13.08.2013, 22:32 Uhr

Wahnsinn...das ist wirklich der Fortschritt in Sachen "Spähaffäre" was die Regierung bis jetzt zustande gebracht hat!
Man muss sich das mal auf bewusst werden lassen...""Verzicht auf Industriespionage und Ausspähung von Regierung, Regierung sowie Behörden"!

Der Bürger ist egal und letztendlich spielt er in dem System keine Rolle!
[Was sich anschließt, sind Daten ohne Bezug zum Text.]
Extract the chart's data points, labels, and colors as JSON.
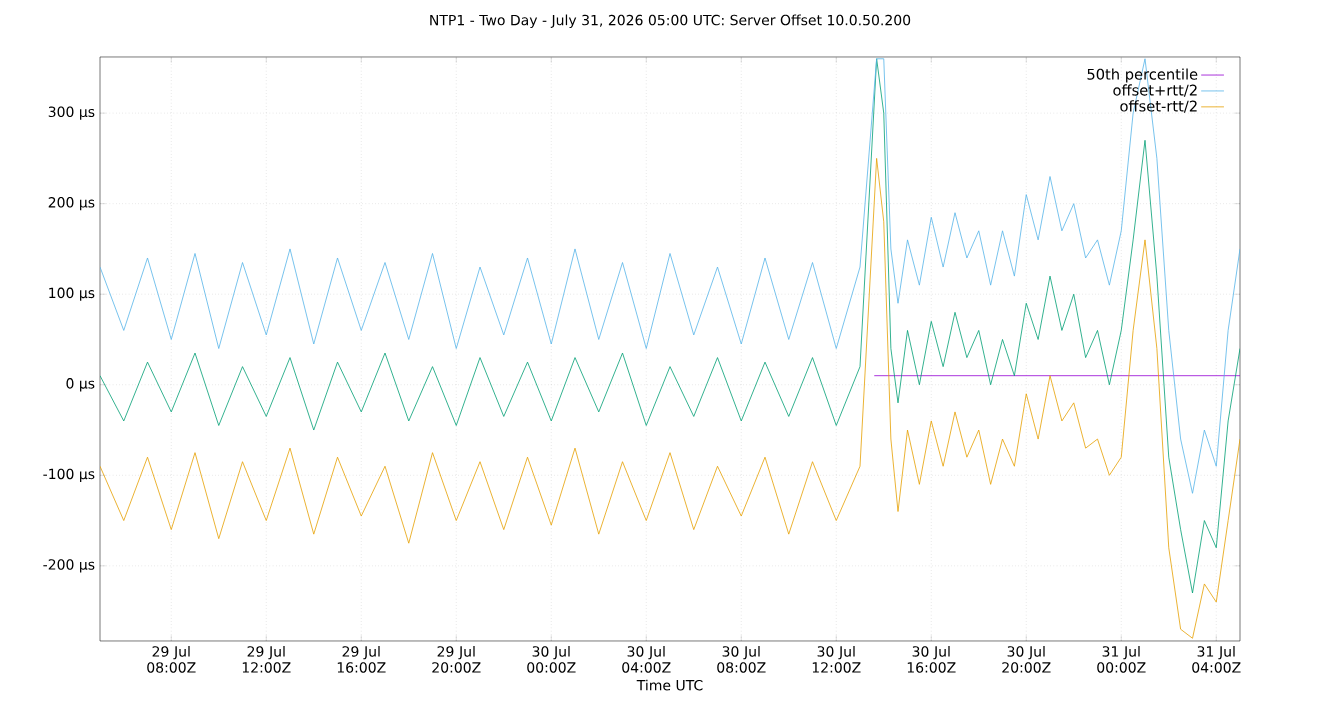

Da kann man weiterhin ruhig spionieren und ausspähen!

Wählt weiterhin die Blockparteien "CDU/CSU/FDP/SPD/GRÜNE" ...und lasst euch so richtig...verar....n!!!

Wer die wählt, dem ist nicht zu helfen!

Mazi

13.08.2013, 22:58 Uhr

Lese ich das richtig, dass der Staat den Bürger für die Spionage frei gegeben hatte und jetzt noch einmal vertraglich frei gibt?

Die vorgenannten Bürger sind gleichzeitig die Wähler in wenigen Wochen. Nun, dann schauen wir mal.

nixahnung

14.08.2013, 00:25 Uhr

ist eine rein definitionssache. Wenn sich das deutsche reich mit den besatzern USA darüber einigt, dass die deutsch nicht in china abgucken, so ist das realistisch.
Ist aber letzendlich egal, weil, wenn deutsch profit macht, wird das geld umgehend - wenn auch über umgehungsstrasse griechenland - sofort an die allieierten abgeführt.